Comme Brest, Minsk a été détruite à 80 % pendant la guerre. Les Soviétiques eux aussi savent être rationnels : ils ont préféré raser les 20 % restants (disons, 19 %), c'était plus facile pour reconstruire. Et si plusieurs monuments saluent les héros et les victimes de la Grande Guerre Patriotique, dans la Minsk moderne aux larges avenues et aux places monumentales, du ghetto il ne reste plus la moindre trace, ou presque. Une sculpture a été érigée un peu plus au sud, figurant des Juifs descendant vers leur exécution. Et des stèles ont été érigées là où était le ghetto, financées par des descendants de survivants.
Là, tu vois, on marche sur ce qui était le cimetière juif, poursuit A. Ils ont retiré les tombes et construit le parc par dessus. Elle m'explique que par temps de pluie, parfois, le haut d'une tombe affleure.

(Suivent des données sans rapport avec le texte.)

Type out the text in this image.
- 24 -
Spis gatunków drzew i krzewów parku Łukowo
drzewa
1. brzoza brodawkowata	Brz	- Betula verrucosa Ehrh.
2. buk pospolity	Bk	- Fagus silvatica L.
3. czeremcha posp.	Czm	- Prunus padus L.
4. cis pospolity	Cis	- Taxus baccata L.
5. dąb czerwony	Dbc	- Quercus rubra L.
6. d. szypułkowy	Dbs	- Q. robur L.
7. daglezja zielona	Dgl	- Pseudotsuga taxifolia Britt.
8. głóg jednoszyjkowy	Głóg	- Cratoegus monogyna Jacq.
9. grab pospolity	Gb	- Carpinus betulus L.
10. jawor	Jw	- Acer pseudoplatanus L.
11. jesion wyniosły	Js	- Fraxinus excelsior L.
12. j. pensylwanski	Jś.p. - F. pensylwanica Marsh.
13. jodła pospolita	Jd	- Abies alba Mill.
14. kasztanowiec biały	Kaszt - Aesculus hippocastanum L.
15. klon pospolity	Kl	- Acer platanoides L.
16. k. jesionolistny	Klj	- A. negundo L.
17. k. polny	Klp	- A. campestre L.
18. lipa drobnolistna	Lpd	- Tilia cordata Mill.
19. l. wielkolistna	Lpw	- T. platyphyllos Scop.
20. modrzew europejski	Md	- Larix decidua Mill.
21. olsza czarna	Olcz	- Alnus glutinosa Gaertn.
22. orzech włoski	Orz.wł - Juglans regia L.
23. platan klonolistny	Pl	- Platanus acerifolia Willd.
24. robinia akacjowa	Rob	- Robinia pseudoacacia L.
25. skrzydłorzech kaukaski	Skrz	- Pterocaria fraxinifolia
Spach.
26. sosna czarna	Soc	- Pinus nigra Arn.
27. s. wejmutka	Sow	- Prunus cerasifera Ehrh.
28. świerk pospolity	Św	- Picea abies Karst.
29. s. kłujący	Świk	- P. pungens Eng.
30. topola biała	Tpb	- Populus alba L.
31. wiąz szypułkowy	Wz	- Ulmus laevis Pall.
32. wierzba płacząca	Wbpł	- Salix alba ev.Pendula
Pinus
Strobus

Et justement là, entre deux arbres...
Ce n'était qu'une trace d'Histoire, une poussière par rapport à tout ce qui s'est joué ici voilà 70 ans, mais cette pierre, avec son haut d'inscription en hébreu, concentrait bien plus que n'importe quel lieu de souvenir officiel.
Un peu comme ce tableau, au musée des Beaux-arts de la rue Lénine. Au premier abord il n'accroche pas vraiment le regard, c'est un tableau parmi d'autres figurant la vie quotidienne à Minsk dans les années 10. Il s'intitule L'horloger : on y voit un homme sec et barbu, à sa table de travail. Devant lui s'étalent les instruments de précision, mais pour le moment il est en train de lire le journal. En hébreu.
Mais ici, personne ou presque ne le sait.
Dans le musée, il y avait les gardiens de salle, et moi.